PCY (Park-Chen-Yu) Algorithm
Idea
- Exploit unused memory during Pass 1 of A-Priori.
- Each pair of items hashed into buckets.
- Only buckets exceeding threshold count are “frequent.”
Process
- Pass 1:
- Count individual items.
- Hash all pairs into buckets (store counts).
- Between passes:
- Convert bucket counts into bit-vector (1 if frequent).
- Pass 2:
- Only count pairs if:
- Both items are frequent.
- Pair hashes to a frequent bucket.
Refinements
Multistage
- Adds a third pass with a second independent hash function.

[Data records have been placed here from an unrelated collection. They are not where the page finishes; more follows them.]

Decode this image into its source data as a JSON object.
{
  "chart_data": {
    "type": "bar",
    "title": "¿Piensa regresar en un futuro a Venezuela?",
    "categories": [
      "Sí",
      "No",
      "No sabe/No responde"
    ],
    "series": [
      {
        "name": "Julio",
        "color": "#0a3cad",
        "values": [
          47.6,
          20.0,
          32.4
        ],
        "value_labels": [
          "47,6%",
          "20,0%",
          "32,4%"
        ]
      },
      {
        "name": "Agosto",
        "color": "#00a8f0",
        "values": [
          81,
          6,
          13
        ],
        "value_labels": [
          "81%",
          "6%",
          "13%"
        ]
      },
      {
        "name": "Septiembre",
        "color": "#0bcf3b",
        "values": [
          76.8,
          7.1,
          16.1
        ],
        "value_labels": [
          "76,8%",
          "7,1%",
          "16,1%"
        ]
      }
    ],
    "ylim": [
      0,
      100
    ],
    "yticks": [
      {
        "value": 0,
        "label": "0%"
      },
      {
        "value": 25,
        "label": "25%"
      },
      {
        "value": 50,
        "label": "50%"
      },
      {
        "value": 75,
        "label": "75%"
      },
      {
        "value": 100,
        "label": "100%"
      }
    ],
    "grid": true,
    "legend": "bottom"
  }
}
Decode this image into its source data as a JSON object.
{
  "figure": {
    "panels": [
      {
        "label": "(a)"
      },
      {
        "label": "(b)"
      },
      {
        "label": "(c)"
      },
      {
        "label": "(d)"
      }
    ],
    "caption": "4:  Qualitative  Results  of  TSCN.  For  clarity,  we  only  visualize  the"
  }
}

- Further eliminates false positives.
Multihash
- Uses multiple hash tables simultaneously during the first pass.
- Fewer passes with similar accuracy.
Advanced Methods
Random Sampling
- Run frequent itemset mining on a random subset.
- Adjust support threshold proportionally.
SON Algorithm (Savasere, Omiecinski, Navathe)
- Divide data into chunks.
- Find frequent itemsets within each chunk.
- Combine all candidate itemsets.
Summary
- PCY improves A-Priori using hashing.
- Multistage & Multihash reduce false positives.
- SON allows parallel and distributed mining.